Urban setting wise, well, a toss-up between GTA Online and Cyberpunk 2077 for now, but that could easily change. GTA Online is old and looks old, but excels in sandbox content, whereas Cyberpunk 2077 is better looking, but is woefully lacking in sandbox content, and mods have a ways to go with Cyberpunk 2077.
It’s the game I have the most play time in, and very rarely do I go back and play games - regardless of how much I enjoyed them - when they’re 5+ years old.
I bought it the day it came out and played a lot of it until about 2013 and shelved it.
Then came back in 2017 to check out the Special Edition but didn’t hang around very long.
In 2021 I came back again and I’ve been heavily playing it ever since. I usually go 4 - 8 months straight of playing no other games but Skyrim and then take a few months off to either play some newer games that caught my attention or older ones I always meant to finish.
The consistently active and talented modding community has significantly contributed to this.
If mods just weren’t a thing for Skyrim, I probably would have left it in 2013 and never looked back.
But the mods have not only allowed me to update the game’s visuals, controls, animations, combat, and interface to current standards over the years, but they’ve provided a ton of new content to keep each playthrough feeling fresh.

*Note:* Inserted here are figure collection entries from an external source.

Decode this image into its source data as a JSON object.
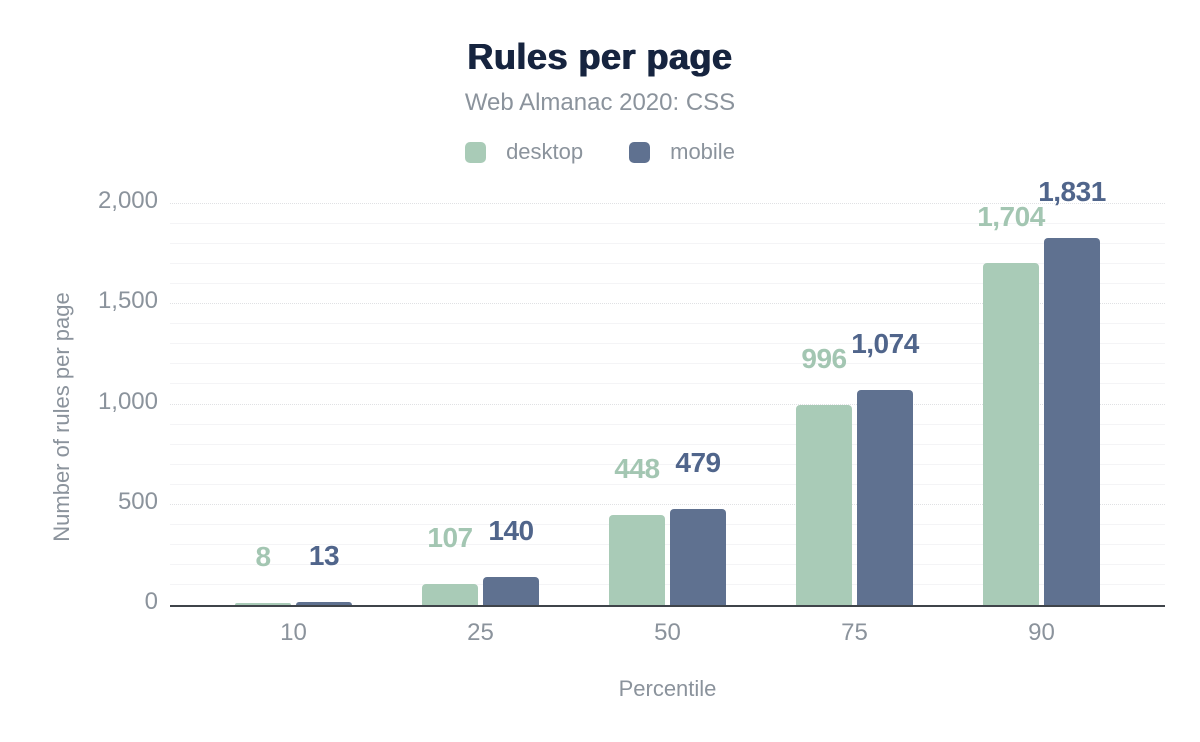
{
  "chart": {
    "title": "Rules per page",
    "subtitle": "Web Almanac 2020: CSS",
    "x_axis_title": "Percentile",
    "y_axis_title": "Number of rules per page"
  },
  "colors": {
    "background": "#ffffff",
    "title": "#16243f",
    "muted_text": "#8b939c",
    "axis_line": "#3f444a",
    "major_gridline": "#e0e1e4",
    "minor_gridline": "#f4f4f6",
    "desktop": "#a9cbb7",
    "desktop_label": "#a3c6b2",
    "mobile": "#5f7190",
    "mobile_label": "#50658b"
  },
  "chart_data": {
    "type": "bar",
    "title": "Rules per page",
    "subtitle": "Web Almanac 2020: CSS",
    "xlabel": "Percentile",
    "ylabel": "Number of rules per page",
    "categories": [
      "10",
      "25",
      "50",
      "75",
      "90"
    ],
    "series": [
      {
        "name": "desktop",
        "color": "#a9cbb7",
        "label_color": "#a3c6b2",
        "values": [
          8,
          107,
          448,
          996,
          1704
        ],
        "labels": [
          "8",
          "107",
          "448",
          "996",
          "1,704"
        ]
      },
      {
        "name": "mobile",
        "color": "#5f7190",
        "label_color": "#50658b",
        "values": [
          13,
          140,
          479,
          1074,
          1831
        ],
        "labels": [
          "13",
          "140",
          "479",
          "1,074",
          "1,831"
        ]
      }
    ],
    "y_axis": {
      "min": 0,
      "max": 2000,
      "minor_step": 100,
      "major_step": 500,
      "ticks": [
        {
          "value": 0,
          "label": "0"
        },
        {
          "value": 500,
          "label": "500"
        },
        {
          "value": 1000,
          "label": "1,000"
        },
        {
          "value": 1500,
          "label": "1,500"
        },
        {
          "value": 2000,
          "label": "2,000"
        }
      ]
    },
    "legend_position": "top",
    "grid": true,
    "data_labels": true
  }
}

The ability to modify the game to my own personal preferences and continue doing so when my preferences change makes Skyrim something that is worth playing indefinitely.

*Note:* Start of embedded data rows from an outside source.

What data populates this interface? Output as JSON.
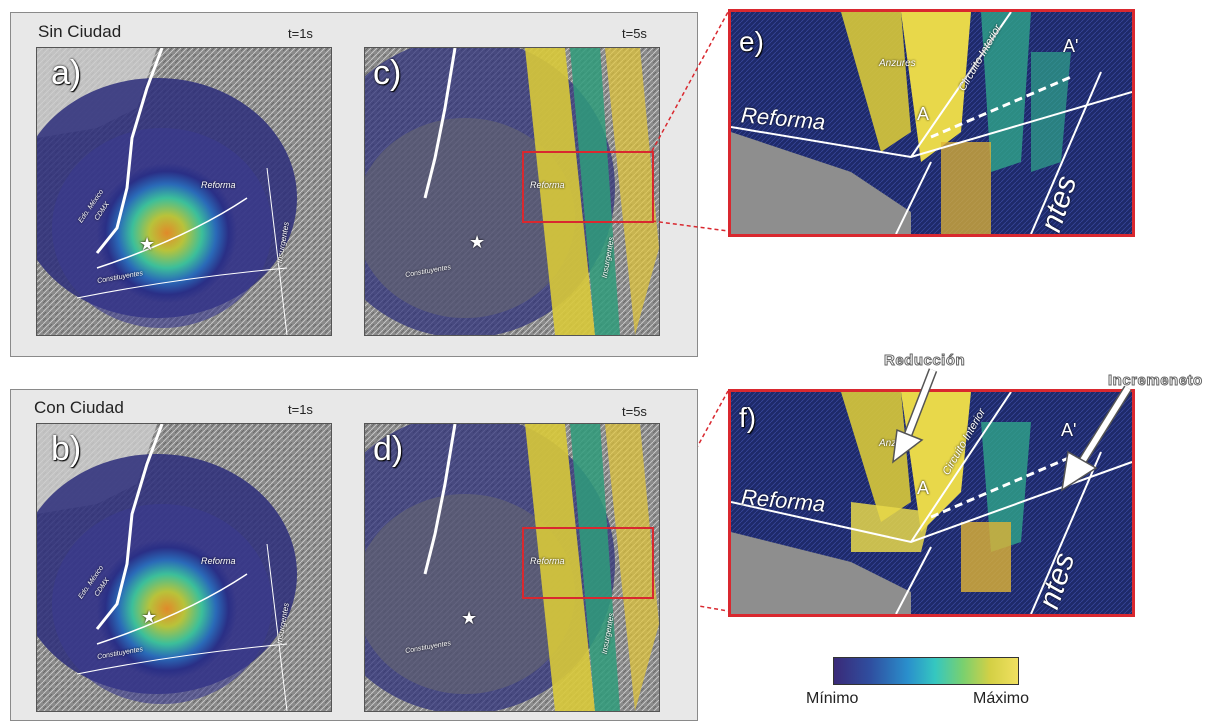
{
  "groups": {
    "top": {
      "title": "Sin Ciudad",
      "time_left": "t=1s",
      "time_right": "t=5s"
    },
    "bottom": {
      "title": "Con Ciudad",
      "time_left": "t=1s",
      "time_right": "t=5s"
    }
  },
  "panels": {
    "a": {
      "letter": "a)"
    },
    "b": {
      "letter": "b)"
    },
    "c": {
      "letter": "c)"
    },
    "d": {
      "letter": "d)"
    },
    "e": {
      "letter": "e)"
    },
    "f": {
      "letter": "f)"
    }
  },
  "streets": {
    "reforma": "Reforma",
    "insurgentes": "Insurgentes",
    "constituyentes": "Constituyentes",
    "edo_mexico": "Edo. México",
    "cdmx": "CDMX",
    "anzures": "Anzures",
    "circuito": "Circuito Interior",
    "ntes": "ntes",
    "a": "A",
    "a_prime": "A'"
  },
  "annotations": {
    "reduccion": "Reducción",
    "incremento": "Incremeneto"
  },
  "legend": {
    "min": "Mínimo",
    "max": "Máximo"
  },
  "colors": {
    "callout": "#d9282f",
    "group_bg": "#e8e8e8"
  }
}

The fact that no other game has released since 2011 that does everything Skyrim does but better has also likely contributed to that.

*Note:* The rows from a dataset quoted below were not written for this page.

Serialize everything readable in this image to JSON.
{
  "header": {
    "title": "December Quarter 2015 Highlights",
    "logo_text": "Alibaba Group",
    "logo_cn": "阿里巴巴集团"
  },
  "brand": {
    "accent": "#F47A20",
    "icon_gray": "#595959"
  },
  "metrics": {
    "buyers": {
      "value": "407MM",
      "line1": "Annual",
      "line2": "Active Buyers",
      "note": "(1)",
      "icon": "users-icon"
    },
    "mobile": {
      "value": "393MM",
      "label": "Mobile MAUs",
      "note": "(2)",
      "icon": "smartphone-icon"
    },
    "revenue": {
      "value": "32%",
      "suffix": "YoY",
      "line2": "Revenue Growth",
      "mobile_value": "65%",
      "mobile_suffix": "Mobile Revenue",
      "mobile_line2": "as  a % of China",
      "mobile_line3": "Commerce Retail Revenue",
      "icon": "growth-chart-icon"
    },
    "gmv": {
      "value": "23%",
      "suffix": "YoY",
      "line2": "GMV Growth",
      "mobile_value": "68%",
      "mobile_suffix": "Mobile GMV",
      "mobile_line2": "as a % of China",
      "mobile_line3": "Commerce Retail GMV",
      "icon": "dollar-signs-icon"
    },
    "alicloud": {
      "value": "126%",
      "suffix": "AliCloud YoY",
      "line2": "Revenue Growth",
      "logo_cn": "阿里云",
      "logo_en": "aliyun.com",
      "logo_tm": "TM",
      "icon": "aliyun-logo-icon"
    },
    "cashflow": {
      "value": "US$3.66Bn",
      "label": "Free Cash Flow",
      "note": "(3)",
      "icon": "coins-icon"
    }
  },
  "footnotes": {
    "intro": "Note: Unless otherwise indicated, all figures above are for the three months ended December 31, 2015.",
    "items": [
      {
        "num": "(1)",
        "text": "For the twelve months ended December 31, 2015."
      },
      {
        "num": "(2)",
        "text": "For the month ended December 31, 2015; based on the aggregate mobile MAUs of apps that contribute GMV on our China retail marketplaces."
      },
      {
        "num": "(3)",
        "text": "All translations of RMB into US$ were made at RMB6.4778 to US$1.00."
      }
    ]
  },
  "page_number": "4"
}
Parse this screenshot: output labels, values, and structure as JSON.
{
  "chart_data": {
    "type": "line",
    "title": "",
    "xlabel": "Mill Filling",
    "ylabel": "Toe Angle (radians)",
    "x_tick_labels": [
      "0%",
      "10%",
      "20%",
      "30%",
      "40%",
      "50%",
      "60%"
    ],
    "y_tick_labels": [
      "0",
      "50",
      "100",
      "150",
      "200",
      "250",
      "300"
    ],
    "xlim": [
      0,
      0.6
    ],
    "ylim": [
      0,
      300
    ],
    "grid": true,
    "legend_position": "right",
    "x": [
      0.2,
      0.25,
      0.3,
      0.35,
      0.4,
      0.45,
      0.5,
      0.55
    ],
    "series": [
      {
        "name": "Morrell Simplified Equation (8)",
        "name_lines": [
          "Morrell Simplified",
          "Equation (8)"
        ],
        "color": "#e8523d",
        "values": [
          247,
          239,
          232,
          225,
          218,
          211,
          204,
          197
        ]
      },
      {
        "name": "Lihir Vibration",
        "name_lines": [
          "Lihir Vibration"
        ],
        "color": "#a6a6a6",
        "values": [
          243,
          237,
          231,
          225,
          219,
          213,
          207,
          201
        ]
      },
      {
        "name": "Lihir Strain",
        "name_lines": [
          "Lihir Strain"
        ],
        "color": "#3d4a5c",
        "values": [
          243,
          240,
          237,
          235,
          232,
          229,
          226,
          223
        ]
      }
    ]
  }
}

The Witcher 3 has better graphics, combat, characters, and quests but it lacks customization and it’s a much more linear experience than Skyrim.
Kingdom Come Deliverance has a great medieval world and is similar to Skyrim in certain ways with its gameplay but it’s based in reality and more focused on being “realistic” in its mechanics.
FO4 and SF are obviously the closest to Skyrim in regards to their gameplay, but they’re entirely different settings and aesthetics and personally I like medieval fantasy more than post-apocalyptic and sci-fi.
Avowed MAY be the closest thing to Skyrim we’ll ever see before TESVI, but even that isn’t going to feel or play the same. It’ll probably feel more like The Outer Worlds with a coat of Pillars of Eternity paint.
I don’t think I’m gonna be able to fully move on from Skyrim until TESVI is out and has been out long enough that it has thousands of mods for it…but even then, something like Skywind, a Beyond Skyrim full release, or some other major project would likely pull me back in.
I'm a huge fan of high fantasy. Not so much of low fantasy like this (Outlander, Conan, The Witcher, etc. Big-time HATE for Game of Thrones!!!)
Modded Skyrim: Best game forever and forever.
Has this game held my fascination so far? I can recall three separate times where I was playing the heck outta this game.
Is it the game I'm currently putting way too much time into? No.
(The one that's got me hooked rn is a game with a random card-based action economy—something I've never liked, but I like the game well enough to play it anyway. If it wasn't because it was free on EGS where I tried it out on a whim, I wouldn't've bought it here when it was 75% off.)
IMHO, vanilla skyrim didn't age well and I can't play it without mods anymore. Yet, I did enjoy playing vanilla a lot when Skyrim was new.
That being said, I have no idea if I will ever return to actively play. I feel like I've seen it all one time too many, checked out all the interesting mods and the mechanics haven't aged well. Heavy modding is fun, but also takes huge amounts of time and can become frustrating.
I still think about it from time to time and check the forums, and I'm actually sad it's not as fun anymore, so I would still call it at least one of my favorite games and my favorite open world rpg.
I did not feel like my time was being respected.
KoA wasn’t a bad game, but it very much looks, feels, and plays like World of WarCraft or Guild Wars 2 but without the online component and a dash of Fable for good measure.
Saying that KoA is similar to Skyrim is like saying Ghost Recon Wildlands is similar to ARMA3 or Company of Heroes is similar to Men of War.